Das dritte Haus von links ist die „Vordere Krone“, aus dem 14 Jhdt stammend. Unmittelbar unter dem Dachfirst die Aufzugtür, der Holzerker lässt sein Regenwasser über drei Wasserspeier aus 1707 abfließen. Die Aussenbemalung stammt aus ca. 1734.
Unmittelbar neben der „vorderen Krone“ reicht sich der „rote ochse“ an, die älteste Taverne der Stadt aus 1446. Daneben die „Steinerne Trauben“, Wohn und Handelshaus“ und angereiht das Haus „Sonne“, ersterwähnt 1448, die Bemalung allerdings stammt aus dem 19 Jhdt.
Der Zeitturm, eigentlich das „Untertor“, wurde bereits 367 erwähnt. Das Stadttor besaß einen Vorbau mit Falltüre und bewachte eine wichtige Handelsstrasse.
Etwas näher möchte ich auf das St. Georg Kloster eingehen, nun ein Museum der schweizerischen Eidgenossenschaft. Das ehemalige Benediktiner-Kloster liegt direkt am Rhein mit einem Kräutergarten und altem Baumbestand. Hier lässt es sich Mönch sein, auch wenn diese Harmonie und Beschaulichkeit in den Gründerjahren um etwa 1000 aD anders ausgesehen hat. Aus den Gründerjahren stammt nur mehr die Kirche und bestimmte Teile des Fundaments, der Rest wurde i Verlauf der Jahrhunderte ergänzt. Die Klostergemeinschaft umfasste selten mehr als 12 Mitglieder.
Das Kloster beherbergt unglaubliche alte Wandmalereien, sehr gut erklärt mit Schautafeln. Im Jahr 1525 wurde das Kloster im Zuge der Reformation aufgelassen und hat seitdem verschiedenen Zwecken gedient. Die meisten der Malereien entstammen unmittelbar vor der Zeit der Reformation und sind ambitionierten Äbten geschuldet, welche prominente Maler beauftragten. Damit ist auch klar: So karg konnte das klösterliche Leben nicht sein, daher hatte die Reformation wohl auch einen Grund…
Allerdings besuchen viele Touristen das Kloster aufgrund der üppigen Malerei, darf man nicht vergessen. Der Festsaal ist in den Jahren 1515/1516 entstanden, hier hat der Abt David von Winkelsheim wichtige Gäste empfangen.
Überhaupt wird der Rhein in der Region für alle möglichen Wasseraktivitäten verwendet, Schifffahrten im privaten und öffentlichen Bereich, Baden in verschiedenen Badehäusern oder Freibädern direkt am Ufer.
Das Rheinbad in Schaffhausen
Aber kein Licht ohne Schatten – wo ein Fluss, da gibt es mitunter auch Hochwasser, wie an den folgenden Marken erkennbar.
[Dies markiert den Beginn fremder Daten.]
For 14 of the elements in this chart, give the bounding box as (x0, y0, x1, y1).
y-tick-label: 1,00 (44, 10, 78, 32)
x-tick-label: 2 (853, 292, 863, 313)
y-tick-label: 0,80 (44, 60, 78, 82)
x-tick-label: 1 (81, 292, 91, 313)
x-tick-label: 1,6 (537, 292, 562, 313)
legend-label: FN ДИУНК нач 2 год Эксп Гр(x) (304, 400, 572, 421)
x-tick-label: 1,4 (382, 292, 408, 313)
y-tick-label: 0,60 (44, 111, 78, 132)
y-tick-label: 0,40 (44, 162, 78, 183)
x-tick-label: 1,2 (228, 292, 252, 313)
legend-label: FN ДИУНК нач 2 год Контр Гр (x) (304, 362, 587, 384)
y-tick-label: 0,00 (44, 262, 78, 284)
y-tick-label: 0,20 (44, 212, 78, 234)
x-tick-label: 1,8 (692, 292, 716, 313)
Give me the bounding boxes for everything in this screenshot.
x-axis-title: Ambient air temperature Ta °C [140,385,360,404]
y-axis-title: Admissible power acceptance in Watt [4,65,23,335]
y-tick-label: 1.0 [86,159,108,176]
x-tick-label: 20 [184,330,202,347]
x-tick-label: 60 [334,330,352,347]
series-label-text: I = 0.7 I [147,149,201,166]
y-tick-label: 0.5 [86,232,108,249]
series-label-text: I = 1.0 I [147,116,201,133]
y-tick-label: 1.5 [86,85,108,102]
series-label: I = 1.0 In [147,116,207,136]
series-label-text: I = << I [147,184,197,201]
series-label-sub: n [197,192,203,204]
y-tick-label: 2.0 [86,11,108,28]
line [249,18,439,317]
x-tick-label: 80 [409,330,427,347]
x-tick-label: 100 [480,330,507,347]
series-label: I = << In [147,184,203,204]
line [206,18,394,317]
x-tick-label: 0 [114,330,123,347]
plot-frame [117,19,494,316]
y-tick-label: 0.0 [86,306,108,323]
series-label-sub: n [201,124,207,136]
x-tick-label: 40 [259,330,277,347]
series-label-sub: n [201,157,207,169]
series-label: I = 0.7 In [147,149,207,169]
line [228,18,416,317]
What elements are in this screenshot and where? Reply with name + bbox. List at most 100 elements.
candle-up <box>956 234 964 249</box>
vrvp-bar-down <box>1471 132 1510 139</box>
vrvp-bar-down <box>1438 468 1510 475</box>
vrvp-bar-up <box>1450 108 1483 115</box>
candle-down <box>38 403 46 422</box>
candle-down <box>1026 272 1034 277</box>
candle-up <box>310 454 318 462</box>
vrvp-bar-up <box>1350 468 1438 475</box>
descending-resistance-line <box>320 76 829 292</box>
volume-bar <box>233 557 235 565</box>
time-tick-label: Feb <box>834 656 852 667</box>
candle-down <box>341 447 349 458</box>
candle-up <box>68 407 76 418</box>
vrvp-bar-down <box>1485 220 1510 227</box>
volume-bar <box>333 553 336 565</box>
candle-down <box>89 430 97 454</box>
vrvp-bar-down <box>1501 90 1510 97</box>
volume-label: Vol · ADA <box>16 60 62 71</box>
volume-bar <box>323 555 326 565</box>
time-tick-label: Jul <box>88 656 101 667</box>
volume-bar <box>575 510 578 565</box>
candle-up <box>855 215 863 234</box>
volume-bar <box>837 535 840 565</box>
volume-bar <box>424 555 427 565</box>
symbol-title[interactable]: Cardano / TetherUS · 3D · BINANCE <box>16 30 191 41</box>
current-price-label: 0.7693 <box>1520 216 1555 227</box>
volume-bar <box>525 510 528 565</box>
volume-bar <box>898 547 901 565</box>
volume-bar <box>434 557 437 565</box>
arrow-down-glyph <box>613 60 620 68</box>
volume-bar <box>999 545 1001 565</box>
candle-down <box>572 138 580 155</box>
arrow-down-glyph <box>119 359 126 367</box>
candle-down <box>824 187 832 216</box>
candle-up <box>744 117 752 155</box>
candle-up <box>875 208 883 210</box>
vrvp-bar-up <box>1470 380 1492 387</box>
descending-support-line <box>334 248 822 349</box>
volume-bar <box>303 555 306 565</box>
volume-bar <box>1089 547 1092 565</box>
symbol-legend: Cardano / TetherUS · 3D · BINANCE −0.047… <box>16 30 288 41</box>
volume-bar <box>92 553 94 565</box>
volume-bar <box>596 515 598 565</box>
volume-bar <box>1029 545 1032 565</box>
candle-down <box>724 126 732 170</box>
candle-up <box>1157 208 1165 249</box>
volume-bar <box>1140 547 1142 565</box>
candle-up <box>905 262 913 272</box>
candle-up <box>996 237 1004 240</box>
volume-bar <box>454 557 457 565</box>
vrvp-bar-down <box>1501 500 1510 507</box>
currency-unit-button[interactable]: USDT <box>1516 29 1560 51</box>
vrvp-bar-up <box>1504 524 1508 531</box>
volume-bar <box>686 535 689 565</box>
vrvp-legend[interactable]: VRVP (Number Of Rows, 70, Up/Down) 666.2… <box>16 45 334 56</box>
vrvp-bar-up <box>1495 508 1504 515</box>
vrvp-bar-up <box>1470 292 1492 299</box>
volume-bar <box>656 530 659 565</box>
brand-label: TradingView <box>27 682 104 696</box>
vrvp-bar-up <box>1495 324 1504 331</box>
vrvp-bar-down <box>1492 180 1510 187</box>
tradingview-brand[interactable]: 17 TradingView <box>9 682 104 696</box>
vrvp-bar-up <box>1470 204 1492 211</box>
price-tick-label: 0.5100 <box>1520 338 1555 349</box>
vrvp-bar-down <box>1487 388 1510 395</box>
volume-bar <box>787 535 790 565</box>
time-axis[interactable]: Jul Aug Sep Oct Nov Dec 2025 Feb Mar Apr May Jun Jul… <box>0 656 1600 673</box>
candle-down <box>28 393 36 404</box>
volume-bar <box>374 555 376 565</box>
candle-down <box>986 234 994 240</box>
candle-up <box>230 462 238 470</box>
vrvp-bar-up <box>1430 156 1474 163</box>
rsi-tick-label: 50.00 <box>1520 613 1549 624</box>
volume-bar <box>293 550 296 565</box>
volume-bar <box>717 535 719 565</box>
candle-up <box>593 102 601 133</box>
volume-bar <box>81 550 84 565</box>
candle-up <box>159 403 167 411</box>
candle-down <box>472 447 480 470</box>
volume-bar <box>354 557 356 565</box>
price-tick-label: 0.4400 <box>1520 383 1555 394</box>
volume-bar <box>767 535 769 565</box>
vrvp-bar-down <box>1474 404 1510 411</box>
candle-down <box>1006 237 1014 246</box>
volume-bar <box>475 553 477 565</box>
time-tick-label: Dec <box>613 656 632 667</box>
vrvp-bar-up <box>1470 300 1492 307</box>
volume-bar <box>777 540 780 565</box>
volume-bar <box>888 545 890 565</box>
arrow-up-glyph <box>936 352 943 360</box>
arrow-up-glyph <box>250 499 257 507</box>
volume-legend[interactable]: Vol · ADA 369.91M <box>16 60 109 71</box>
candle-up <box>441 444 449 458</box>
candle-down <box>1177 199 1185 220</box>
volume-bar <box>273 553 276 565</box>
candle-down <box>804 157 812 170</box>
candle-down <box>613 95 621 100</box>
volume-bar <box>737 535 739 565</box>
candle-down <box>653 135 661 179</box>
Den Abschluss in Schaffhausen bildet der Munot der „Schlossberg“ der Stadt. Zwar war die Anlage einst (ca. 1530) zu Wehrzwecken errichtet worden, aber der Nutzen in dieser Richtung war kaum gegeben, so begann man im 18 Jhdt sogar mit dem Abbau des Munot um die Steine für die wachsende Stadt zu verwenden. Ein Schweizer Lehrer setzte sich für den Erhalt ein und so wurde ein Verein gegründet, welcher sich um den Erhalt kümmert. Heute wird die Städte als Veranstaltungsort genutzt.
Und hier der Munot im Überblick:
Von Schaffhausen sollte man zum Rheinfall den Radweg nehmen, an die 3-4 km entlang des Rheins. Auch wenn der Fluss suggeriert, dass dieser immer in flacher Ebene verläuft – das ist nicht so und so gesehen haben e-Bikes auch hier bei vielen Besuchern ihre Berechtigung. Der Rheinfall – imposant und laut, ein Pflicht-Erlebnis.